Fico espantada quando penso que se chamava, muitos anos atrás, a uma pessoa com muitos anos, sábia.
Não entendo de onde surgiu essa ideia. Eu já sou uma sexagenária e de sábia nada tenho.
Creio que me debato, ainda, com muitas das questões com que já me debatia, bem mais nova. E hoje, continuo sem respostas. Daí, o meu verdadeiro espanto pela sabedoria dos mais velhos, ou serei realmente uma incapaz, também pode ser.
Sei que hoje vejo certas situações de forma diferente, procuro ser mais tolerante para com outros e, sem paciência nenhuma para as restantes.
Mas o que sei, acima de tudo, é que nada sei. E que a solidão que sempre me acompanhou, pese embora acompanhada, se mantém… talvez hoje mais do que nunca.
Mas não sei porquê, embora haja muitas teorias, que respeito, porque cada um tem a sua perspetiva.
Há já muitos anos vi um filme baseado numa história verídica, de um jovem que abandona todo o conforto e vida mundana, e se retira para o meio de nada onde acaba por morrer pouco tempo depois. Também soube que muitos o criticaram, dizendo que ele podia fazer da sua vida algo em prol dos outros… São tão bonitas essas palavras: quando não estamos satisfeitos com o mundo fazemos qualquer coisa para ele mudar… sim porque ele tem mudado imenso e sempre para pior, ou melhor igual, mas diferente.
Eu entendi esse jovem. Porque na verdade a vida absurda e ridícula que vivemos só dá vontade de fugir dela.
Sobrevivemos num caminho feito de muitas cenas boas e más. Trabalhamos para sobreviver e sobrevivemos para trabalhar. Quando não é a nossa realidade, sobreviver a guerras, doenças, ódios, egos e maldade pura e simples. Somos maus e parece não haver uma outra realidade.
Assim pergunto o que foi que eu, neste longo caminho curto, descobri?

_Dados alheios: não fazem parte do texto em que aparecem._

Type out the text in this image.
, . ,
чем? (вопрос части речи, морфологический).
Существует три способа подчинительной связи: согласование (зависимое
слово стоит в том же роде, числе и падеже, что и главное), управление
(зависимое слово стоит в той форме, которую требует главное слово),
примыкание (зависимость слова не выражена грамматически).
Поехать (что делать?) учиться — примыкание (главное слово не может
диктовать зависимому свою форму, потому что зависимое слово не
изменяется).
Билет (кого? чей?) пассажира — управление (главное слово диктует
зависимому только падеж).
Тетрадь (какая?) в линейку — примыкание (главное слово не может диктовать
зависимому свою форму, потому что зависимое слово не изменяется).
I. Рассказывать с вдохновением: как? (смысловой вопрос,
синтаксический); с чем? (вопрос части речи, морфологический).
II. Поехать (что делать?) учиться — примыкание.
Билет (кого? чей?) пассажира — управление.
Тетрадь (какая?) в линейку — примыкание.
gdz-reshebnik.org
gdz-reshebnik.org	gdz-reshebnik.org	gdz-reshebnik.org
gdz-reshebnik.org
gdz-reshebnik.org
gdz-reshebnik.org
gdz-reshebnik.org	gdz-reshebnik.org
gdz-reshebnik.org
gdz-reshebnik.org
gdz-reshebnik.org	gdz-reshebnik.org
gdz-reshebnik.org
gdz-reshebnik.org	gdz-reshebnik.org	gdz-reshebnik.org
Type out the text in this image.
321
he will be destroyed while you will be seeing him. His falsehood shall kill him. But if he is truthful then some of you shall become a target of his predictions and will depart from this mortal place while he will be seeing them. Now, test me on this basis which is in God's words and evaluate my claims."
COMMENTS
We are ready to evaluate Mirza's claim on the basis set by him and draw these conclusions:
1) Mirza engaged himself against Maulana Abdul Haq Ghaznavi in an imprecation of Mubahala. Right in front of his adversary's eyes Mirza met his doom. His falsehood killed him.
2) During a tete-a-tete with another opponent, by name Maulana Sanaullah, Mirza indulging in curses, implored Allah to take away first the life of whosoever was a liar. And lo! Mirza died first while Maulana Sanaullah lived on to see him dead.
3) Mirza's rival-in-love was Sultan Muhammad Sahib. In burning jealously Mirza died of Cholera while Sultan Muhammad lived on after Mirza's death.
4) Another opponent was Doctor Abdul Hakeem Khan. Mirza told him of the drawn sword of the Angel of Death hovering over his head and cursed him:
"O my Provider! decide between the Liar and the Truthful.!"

Qual foi a verdadeira sabedoria que adquiri? Dá para rir porque eu realmente não sei. E aquelas certezas que tinha, todas elas se esfumaram. Como o amor, a fé e sei lá mais o quê.
O amor, a mim parece-me mais uma cena de, tu dás se eu der, e dás se precisares de mim.
A fé? Credo, é a cena mais estúpida que nos incutiram. Um ser superior omnipotente e omnipresente?
Respeito quem acredita. Cada um é livre (às vezes) para pensar o que quiser.
Resumindo, até as cenas que tinha como verdades quase absolutas deixaram de ser.
Ah e mais importante ainda: as memórias!
Hoje já nem sei se as minhas memórias são a minha realidade ou outra coisa. Todos os que fazem ou faziam parte delas, têm memórias tão incrivelmente diferentes que num determinado momento pensei que devia estar em planos alternados e fazia confusão. Rapidamente isso saiu da minha cabeça.

Às vezes penso que uma doença final que nos “rouba” as memórias se calhar acaba por ser uma benção. Não para aqueles que têm que levar connosco, mas para nós…
Como diz o escritor em De profundis, valsa lenta “Sem memória esvai-se o presente que simultaneamente já é passado morto. Perde-se a vida anterior. E a interior, bem entendido, porque sem referências do passado morrem os afectos e os laços sentimentais. E a noção do tempo que relaciona as imagens do passado e que lhes dá a luz e o tom que as datam e as tornam significantes, também isso. Verdade, também isso se perde porque a memória, aprendi por mim, é indispensável para que o tempo não só possa ser medido como sentido”. José Cardoso Pires
E contudo se bem que não deixe de ser verdade, não é verdade absoluta e única.
Perdoem-me se estou a chocar alguém…
Vem um pouco em sentido contrário àquilo que tenho vindo a escrever. Mas é assim: uns com tanta vontade de permanecer e outros com tão pouca. Uns com uma experiência e outros com outra, mas no fim nada muda.
Somos maus!
Só uma pergunta: porque é que a sabedoria era sempre ou quase, representada por um velho?